Tuesday, November 3, 2009

Pray For Baby Micah

Our friends from church Susanne and Jason Kelsall and their son Micah (3 months old) are in Boston today doing his pre-op testing. He will be having open heart surgery tomorrow morning. I don't know the time yet but I am asking that you join us in praying for Micah, his parents Jason, Susanne, as well as the doctors, nurses, and all the other people who will be attending to him tomorrow. Our nurse Moira from 8 south told me that she will look for them tomorrow and try and get on there team. How awesome would that be if she was his nurse. I will update tomorrow when I hear any kind of news on him. Jon and I are planning on going to see him sometime in the next few days. They need our prayers as well as the 3 other kids they have who will be at home.
This hits me in so many ways. I just went and looked back and read when we did all this a year ago. We know all the emotions they are going through even today and especially tomorrow. I never would have thought then that I would be sitting here today with out Lindsay. But God sure knew that she wouldn't be here. God has brought us through so much and he has never left our sides. If we didn't have him by our side I don't think I could have made it this far.

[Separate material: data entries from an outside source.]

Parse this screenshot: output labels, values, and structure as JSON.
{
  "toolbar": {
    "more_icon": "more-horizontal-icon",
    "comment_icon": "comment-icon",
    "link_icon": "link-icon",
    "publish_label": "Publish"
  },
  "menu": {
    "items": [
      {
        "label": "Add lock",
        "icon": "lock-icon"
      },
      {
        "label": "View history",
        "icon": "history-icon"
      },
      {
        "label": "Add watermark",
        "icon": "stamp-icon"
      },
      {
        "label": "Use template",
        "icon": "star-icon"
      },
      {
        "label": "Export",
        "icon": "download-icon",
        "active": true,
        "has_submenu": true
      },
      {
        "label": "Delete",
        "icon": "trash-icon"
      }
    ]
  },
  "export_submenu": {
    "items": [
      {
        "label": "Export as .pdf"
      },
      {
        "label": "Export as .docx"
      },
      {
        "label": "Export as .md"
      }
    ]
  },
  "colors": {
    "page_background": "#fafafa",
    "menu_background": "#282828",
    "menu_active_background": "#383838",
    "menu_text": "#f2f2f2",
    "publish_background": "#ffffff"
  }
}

But I am here because of God's love for me and for all of you who prayed us through this time in our lives. So as you go about your day today please remember this family in your prayers. As you tuck your little ones into bed tonight hold them a little closer for awhile. When I put Tanner to bed every night we always pray for our nurses, all the babies and kids on 8 south, and all the other heart babies we have been following. And I always end by asking God to give Lindsay lots of hugs and kisses and tell her how much we love and miss her.

2 comments:

GrannyApple said...

Oh how my heart and mind goes back to that day we all went with Lindsay and awaited in Admitting and then up to the surgery floor. I can walk through the halls and 8 South in my mind and feel the emotions, smell the scents of the unit and picture all the nurses and doctors. I, too, can only thank God and our family and friends for praying us through that special time with Lindsay. I will be praying for this family. I am also praying that nurses Moira and Joanna will be able to be apart of this family's life to see once again how God is alive and well and in control of every aspect of our lives. Thanks, Laura, for your love for Lindsay and other heart babies in allowing us to be apart of this special time.
Lindsay Bear, Granny misses you every day. I love you bushels and pecks.
Love,
Mom/Granny

Anonymous said...

I thought of you today and your feelings. I also know that you are praying for all of them as we continue to pray for all of you. I don't know if you've heard the new Steven Curtis Chapman CD but he shares a lot about losing his daughter in his songs on the CD. I would recommend it to anyone.
Gods blessings and protection to little Micah and his fammily.